Wednesday 18 December 2013

Changing Industry – History of SEO

The 10-year history of search engine optimisation is closely tied to the underlying growth
of the internet and the development of its attendant search technologies. The three driving
forces have been:
1. The growth and commercial value of the internet consumer base.
2. The rising intensity of competition in online market categories.
3. The increasing sophistication of search technologies.
With the growth in value, the rewards for success in the marketing battle have risen
significantly. With an increasingly crowded internet, search has become a more important
component of commercial success. Without search, how is your site found? As a result,
attempts to both legitimately manage or illegitimately manipulate search results have
become motivated by the greater rewards on offer.
The early days of search engine optimisation go back to mid-1990s when the internet first
began to attract significant numbers of web sites and users. In those early days, emphasis
was on the submission stage – getting your site placed into as many search engines as
possible. The most important aspect of a search engine algorithm appeared to be entirely
“on-page” based and was focused almost exclusively around meta tags and their related
text.
Search algorithms could be decoded simply by analysing the results pages. During the
late 1990s, ethical SEOs and spammers alike realised that search engine results could be
manipulated by the simple process of adjusting a site’s meta tags to match the desired
keywords. During this period there were many crude attempts by spammers to stuff meta
tags with irrelevant but popular search terms. Famous spamming keyword meta tags have
included “Britney Spears” on sites with nothing to do with Britney Spears. It just
happened to be that Britney was one of the most searched for terms.
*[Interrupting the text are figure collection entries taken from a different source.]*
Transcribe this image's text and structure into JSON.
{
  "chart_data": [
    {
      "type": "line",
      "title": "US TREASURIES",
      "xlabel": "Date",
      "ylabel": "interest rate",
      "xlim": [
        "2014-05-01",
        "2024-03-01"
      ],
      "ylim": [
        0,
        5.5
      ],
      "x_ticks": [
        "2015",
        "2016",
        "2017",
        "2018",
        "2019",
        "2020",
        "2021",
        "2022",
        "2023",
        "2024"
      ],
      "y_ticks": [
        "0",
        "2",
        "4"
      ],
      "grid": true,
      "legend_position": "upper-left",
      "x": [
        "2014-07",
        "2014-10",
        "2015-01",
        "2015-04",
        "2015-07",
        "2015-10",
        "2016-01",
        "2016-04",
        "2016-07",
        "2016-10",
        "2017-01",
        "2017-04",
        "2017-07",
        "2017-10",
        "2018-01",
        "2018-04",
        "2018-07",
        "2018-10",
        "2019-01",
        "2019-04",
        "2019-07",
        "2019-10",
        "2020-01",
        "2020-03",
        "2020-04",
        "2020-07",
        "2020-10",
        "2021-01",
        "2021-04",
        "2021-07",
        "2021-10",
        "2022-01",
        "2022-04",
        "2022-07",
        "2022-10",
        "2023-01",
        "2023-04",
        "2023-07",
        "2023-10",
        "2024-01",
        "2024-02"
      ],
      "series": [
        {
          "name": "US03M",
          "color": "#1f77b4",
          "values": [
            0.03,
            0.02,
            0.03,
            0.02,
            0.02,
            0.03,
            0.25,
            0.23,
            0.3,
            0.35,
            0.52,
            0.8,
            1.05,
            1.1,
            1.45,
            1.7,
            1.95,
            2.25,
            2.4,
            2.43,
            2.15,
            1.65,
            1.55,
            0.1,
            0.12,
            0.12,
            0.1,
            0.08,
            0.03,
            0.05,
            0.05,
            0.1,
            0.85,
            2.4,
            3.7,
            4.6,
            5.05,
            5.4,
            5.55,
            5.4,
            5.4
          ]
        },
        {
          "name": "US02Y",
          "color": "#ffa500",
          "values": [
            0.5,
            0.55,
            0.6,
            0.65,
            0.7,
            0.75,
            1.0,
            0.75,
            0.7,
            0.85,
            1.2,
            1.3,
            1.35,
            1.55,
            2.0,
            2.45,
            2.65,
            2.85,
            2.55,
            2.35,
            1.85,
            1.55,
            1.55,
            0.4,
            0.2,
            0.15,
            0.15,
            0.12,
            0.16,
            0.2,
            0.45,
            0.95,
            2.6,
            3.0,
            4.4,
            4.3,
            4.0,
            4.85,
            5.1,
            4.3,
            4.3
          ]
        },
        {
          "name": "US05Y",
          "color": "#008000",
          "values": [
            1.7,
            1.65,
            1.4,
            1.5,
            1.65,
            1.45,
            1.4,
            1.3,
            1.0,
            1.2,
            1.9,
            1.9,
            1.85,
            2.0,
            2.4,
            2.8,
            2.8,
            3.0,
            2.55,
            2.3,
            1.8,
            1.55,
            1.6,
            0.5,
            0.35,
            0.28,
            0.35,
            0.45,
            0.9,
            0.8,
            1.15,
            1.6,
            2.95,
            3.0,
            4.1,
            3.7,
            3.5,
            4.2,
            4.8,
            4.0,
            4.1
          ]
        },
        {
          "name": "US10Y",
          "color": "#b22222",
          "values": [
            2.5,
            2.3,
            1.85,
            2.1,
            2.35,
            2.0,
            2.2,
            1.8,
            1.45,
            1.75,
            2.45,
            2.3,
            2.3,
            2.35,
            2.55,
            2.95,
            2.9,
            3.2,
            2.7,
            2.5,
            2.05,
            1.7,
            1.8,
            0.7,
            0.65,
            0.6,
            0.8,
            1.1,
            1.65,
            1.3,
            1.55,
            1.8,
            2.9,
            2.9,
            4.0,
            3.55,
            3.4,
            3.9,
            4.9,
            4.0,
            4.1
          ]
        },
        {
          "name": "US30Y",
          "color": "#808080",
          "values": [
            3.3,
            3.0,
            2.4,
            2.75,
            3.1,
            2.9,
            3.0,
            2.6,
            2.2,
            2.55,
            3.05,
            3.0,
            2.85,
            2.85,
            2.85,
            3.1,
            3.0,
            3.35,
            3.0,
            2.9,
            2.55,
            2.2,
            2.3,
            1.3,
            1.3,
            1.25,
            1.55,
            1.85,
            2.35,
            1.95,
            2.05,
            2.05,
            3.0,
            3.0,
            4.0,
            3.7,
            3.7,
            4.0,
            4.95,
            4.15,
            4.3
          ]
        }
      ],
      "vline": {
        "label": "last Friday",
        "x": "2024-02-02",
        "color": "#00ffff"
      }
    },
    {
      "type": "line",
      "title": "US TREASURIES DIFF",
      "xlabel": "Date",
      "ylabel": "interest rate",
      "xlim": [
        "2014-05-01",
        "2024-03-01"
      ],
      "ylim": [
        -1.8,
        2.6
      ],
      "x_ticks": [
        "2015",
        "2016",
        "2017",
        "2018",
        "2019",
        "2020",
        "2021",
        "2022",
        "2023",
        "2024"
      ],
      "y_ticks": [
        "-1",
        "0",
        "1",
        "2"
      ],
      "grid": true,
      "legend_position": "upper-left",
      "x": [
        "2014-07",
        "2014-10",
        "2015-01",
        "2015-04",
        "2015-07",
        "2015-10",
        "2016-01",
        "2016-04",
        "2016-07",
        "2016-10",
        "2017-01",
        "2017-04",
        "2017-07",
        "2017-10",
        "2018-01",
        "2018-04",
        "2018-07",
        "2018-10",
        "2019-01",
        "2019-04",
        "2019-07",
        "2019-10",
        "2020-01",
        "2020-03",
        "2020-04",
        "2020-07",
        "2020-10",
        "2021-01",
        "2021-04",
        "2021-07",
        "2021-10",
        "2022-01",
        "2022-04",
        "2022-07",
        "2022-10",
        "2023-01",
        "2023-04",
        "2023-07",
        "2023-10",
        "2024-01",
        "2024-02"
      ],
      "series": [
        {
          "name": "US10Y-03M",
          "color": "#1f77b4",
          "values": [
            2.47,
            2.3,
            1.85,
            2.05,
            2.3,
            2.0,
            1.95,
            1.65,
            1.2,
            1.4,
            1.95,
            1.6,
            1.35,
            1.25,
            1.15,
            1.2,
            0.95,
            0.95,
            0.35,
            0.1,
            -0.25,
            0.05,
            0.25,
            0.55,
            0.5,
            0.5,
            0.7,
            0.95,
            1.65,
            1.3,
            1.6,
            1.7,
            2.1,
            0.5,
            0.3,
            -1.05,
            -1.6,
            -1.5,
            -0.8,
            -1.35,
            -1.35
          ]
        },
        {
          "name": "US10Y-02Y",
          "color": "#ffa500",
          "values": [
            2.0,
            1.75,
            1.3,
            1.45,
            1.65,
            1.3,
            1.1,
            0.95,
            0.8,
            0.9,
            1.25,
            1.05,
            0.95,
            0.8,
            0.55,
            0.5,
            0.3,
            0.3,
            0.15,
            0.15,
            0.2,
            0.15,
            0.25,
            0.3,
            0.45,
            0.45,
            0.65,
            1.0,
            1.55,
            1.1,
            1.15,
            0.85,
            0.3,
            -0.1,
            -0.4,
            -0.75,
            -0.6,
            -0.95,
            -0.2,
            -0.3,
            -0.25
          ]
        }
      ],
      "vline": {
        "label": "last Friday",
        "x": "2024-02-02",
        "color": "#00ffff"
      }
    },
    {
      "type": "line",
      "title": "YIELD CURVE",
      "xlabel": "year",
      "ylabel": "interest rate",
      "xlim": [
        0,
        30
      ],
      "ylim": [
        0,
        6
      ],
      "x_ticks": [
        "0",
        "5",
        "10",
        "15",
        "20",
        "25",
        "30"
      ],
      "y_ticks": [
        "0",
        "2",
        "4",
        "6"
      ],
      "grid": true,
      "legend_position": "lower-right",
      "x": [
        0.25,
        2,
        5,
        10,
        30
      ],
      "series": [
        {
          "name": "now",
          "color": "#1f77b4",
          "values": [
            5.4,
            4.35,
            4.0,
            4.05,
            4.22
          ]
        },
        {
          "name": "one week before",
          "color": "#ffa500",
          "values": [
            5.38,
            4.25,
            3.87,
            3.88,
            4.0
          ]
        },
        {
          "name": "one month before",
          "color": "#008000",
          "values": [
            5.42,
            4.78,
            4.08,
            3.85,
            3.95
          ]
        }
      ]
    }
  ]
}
Google’s arrival in 1998 and the introduction of its “off-page”, link based, approach
signalled the beginning of the end for the exclusively meta tag driven approach. Google
was really the first engine to establish that sites carrying similar content had a propensity
to be linked. Google’s strength appeared that the relevance of its results was less
vulnerable to the orthodox spamming techniques of its day. Search users were attracted
by its relevance to their search needs. In essence the key to success under the Google
algorithm was not what your site said about itself but what the links from other sites said.
The Google spider apparently ignores keyword meta tags entirely and only the MSN
spider apparently places any emphasis on them at all. Abuse of the keyword meta tag by
spammers led to its downfall. Google’s subsequent rise to dominance eventually
transformed the SEO industry. Google’s rise in popularity forced many competitor search
engines to fall by the wayside or to be consolidated with larger parents such as Yahoo.
Due to Google’s success, both Yahoo and Microsoft, through its newly independent and
revised MSN search engine, have had to take on board many of the features of Google’s
approach. The influence of inbound links continues to increase.